Sahroni DPR Soroti Kasus Pengoroyokan Mahasiswa Undip, Desak Polisi Tindak Tegas Pelaku
Sahroni juga menyoroti mekanisme pengawasan kampus yang lemah. Dia meminta kampus lebih aktif mengawasi kegiatan mahasiswanya.
Wakil Ketua Komisi III DPR Ahmad Sahroni mengecam dugaan kasus pengeroyokan mahasiswa Undip Semarang bernama Arnendo (20) dilakukan sesama mahasiswa hingga babak belur. Sahroni mengatakan bullying merupakan tindak kriminal, sehingga meminta polisi bertindak tegas.
"Bullying yang terjadi di Undip ini sudah jelas masuk ranah kriminal, seluruh unsur kekerasan dan intimidasi ada di sana. Maka polisi harus tindak tegas semua pelakunya. Apalagi dalam kasus ini pelakunya disebut puluhan orang, artinya ini bukan lagi kenakalan mahasiswa biasa, tapi kekerasan kolektif yang harus ditangani serius,” ujar Sahroni dalam keterangan tertulisnya, Kamis (5/3).
Sahroni juga menyoroti mekanisme pengawasan kampus yang lemah. Dia meminta kampus lebih aktif mengawasi kegiatan mahasiswanya.
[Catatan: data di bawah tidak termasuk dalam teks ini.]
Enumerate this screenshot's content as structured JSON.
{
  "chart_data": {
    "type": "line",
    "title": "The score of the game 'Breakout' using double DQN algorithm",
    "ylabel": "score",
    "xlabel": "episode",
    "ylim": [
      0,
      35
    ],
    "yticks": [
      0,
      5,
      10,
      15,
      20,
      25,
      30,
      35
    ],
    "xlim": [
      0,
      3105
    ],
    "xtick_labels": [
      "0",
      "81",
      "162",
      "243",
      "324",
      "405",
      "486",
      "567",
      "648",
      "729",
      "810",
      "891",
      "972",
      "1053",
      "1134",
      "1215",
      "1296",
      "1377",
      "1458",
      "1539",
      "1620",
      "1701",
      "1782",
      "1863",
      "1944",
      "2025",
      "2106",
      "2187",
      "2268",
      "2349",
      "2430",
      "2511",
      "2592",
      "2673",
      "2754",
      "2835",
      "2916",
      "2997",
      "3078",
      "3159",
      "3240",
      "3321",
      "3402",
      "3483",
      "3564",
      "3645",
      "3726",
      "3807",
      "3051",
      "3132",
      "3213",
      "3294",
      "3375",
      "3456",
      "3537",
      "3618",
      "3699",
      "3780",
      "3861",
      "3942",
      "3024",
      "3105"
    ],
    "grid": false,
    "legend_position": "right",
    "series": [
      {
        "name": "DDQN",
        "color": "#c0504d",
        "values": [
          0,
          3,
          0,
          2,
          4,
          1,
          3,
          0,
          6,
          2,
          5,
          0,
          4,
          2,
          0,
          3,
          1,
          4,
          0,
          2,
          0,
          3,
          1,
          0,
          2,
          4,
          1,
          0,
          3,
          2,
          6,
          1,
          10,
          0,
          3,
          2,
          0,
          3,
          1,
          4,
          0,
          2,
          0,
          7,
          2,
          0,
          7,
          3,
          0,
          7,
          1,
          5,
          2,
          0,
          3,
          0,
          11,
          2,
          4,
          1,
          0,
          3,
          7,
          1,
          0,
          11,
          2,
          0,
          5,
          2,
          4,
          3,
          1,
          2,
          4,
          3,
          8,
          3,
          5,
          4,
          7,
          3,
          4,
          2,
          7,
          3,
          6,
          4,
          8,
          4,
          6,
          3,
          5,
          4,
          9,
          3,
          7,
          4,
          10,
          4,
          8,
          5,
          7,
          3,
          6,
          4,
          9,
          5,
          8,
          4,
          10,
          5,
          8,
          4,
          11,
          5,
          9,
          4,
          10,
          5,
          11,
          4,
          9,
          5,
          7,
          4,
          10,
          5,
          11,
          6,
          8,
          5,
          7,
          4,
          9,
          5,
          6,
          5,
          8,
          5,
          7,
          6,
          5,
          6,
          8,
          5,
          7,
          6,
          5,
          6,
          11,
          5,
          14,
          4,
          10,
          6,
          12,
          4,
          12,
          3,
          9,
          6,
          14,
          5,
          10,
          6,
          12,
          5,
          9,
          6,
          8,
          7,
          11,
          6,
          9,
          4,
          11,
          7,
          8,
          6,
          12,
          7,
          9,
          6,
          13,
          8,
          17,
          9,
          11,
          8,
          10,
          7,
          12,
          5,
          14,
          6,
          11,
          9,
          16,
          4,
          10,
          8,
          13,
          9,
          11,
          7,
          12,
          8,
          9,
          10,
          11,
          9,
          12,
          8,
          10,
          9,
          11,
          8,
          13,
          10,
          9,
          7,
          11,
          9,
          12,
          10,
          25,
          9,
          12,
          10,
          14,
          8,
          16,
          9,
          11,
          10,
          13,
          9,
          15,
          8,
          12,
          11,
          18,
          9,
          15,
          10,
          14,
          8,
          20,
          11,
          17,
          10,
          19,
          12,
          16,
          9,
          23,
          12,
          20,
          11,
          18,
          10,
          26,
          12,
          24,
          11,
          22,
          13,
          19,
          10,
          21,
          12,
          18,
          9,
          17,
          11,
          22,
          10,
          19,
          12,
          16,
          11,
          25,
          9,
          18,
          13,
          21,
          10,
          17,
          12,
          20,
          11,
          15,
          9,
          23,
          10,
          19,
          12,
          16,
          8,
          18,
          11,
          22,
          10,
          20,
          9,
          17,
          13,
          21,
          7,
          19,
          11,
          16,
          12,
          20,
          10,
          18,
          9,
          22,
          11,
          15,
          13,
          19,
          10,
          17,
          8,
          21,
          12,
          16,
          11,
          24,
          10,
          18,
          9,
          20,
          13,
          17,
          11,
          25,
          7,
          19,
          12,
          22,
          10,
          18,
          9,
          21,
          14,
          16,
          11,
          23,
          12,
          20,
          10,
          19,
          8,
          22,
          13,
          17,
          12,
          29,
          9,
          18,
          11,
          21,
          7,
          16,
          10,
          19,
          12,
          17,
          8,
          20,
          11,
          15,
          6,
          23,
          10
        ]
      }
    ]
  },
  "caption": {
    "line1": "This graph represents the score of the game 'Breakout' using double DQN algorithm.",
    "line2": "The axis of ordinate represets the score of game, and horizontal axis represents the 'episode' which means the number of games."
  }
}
“Jika nanti ditemukan ada pembiaran, maka pihak kampus juga harus dievaluasi oleh Kemendiktisaintek dan potensi unsur pidananya oleh kepolisian. Ini penting untuk mewujudkan lingkungan pendidikan yang aman,” tegas Sahroni.
Kasus Pengeroyokan Mahasiswa Undip Naik Penyidikan
Anggota Polrestabes Semarang terus menyelidiki kasus pengeroyokan menimpa Arnendo (20), diduga dilakukan 30 mahasiswa satu jurusan. Kepolisian memeriksa enam saksi serta mengantongi hasil visum korban.
Kepolisian juga berkoordinasi dengan dokter yang mengeluarkan visum untuk melakukan analisis bersama.
Kasat Reskrim Polrestabes Semarang AKBP Andika Dharma Sena mengatakan, kasus pengeroyokan sudah naik ke tahap penyidikan. Saksi-saksi dalam pemeriksaan keluarga korban, serta seorang mahasiswa di lokasi kejadian saat peristiwa berlangsung.
"Perkara ini sudah kita naikan ke tahap penyidikan. Ada enam saksi yang kita periksa namun memang ada beberapa hal yang masih perlu didalami, termasuk identitas para terlapor," kata Andika saat ditemui di Polrestabes Semarang, Kamis (5/3).
Dari laporan korban disebutkan sekitar 20 orang diduga terlibat dalam pengeroyokan tersebut. Namun, polisi masih mendalami peran masing-masing terduga pelaku.
Sementara itu, beberapa pihak yang telah dipanggil untuk klarifikasi belum dapat memenuhi undangan dengan alasan berada di luar kota dan akan dijadwalkan ulang.
Dalam upaya penyelesaian secara internal kampus, kepolisian menegaskan bahwa proses hukum tetap berjalan.
"Memang ada surat dari pihak universitas untuk penyelesaian internal. Tapi karena ini sudah masuk proses penyidikan, penanganan hukum tetap berjalan sesuai ketentuan,” ujar dia.
Terkait kabar ada dugaan bahwa Arnendo memiliki riwayat dugaan pelecehan seksual melibatkan mahasiswa Antropologi Universitas Diponegoro (Undip), kepolisian meminta untuk segera melapor. Hal itu pihak kampus telah mengonfirmasi bahwa Arnendo memiliki riwayat dugaan pelecehan seksual.
"Sampai saat ini, kita masih melihat apakah ada laporannya. Tentunya kalau memang ada pelecehan, itu bisa dilaporkan ke pihak kepolisian,” ujar dia.
Andika menjelaskan, peristiwa pengeroyokan tersebut terjadi pada 15 November 2025 dan dilaporkan ke Polrestabes Semarang sehari setelahnya, yakni 16 November 2025.
Berdasarkan keterangan korban, kejadian bermula saat dihubungi salah satu rekannya untuk datang ke sebuah indekos di kawasan Tembalang.
"Sesampainya di lokasi, korban justru diinterogasi terkait tuduhan pelecehan seksual terhadap salah satu mahasiswi. Situasi itu kemudian memicu terjadinya pengeroyokan," ujar Andika
Andika juga menekankan bahwa tindakan main hakim sendiri tidak dibenarkan secara hukum, meskipun dilatarbelakangi tuduhan tertentu.
"Perbuatan seperti itu jelas dilarang oleh undang-undang. Soal motif, akan kita dalami lebih lanjut dalam proses penyidikan,” pungkasnya.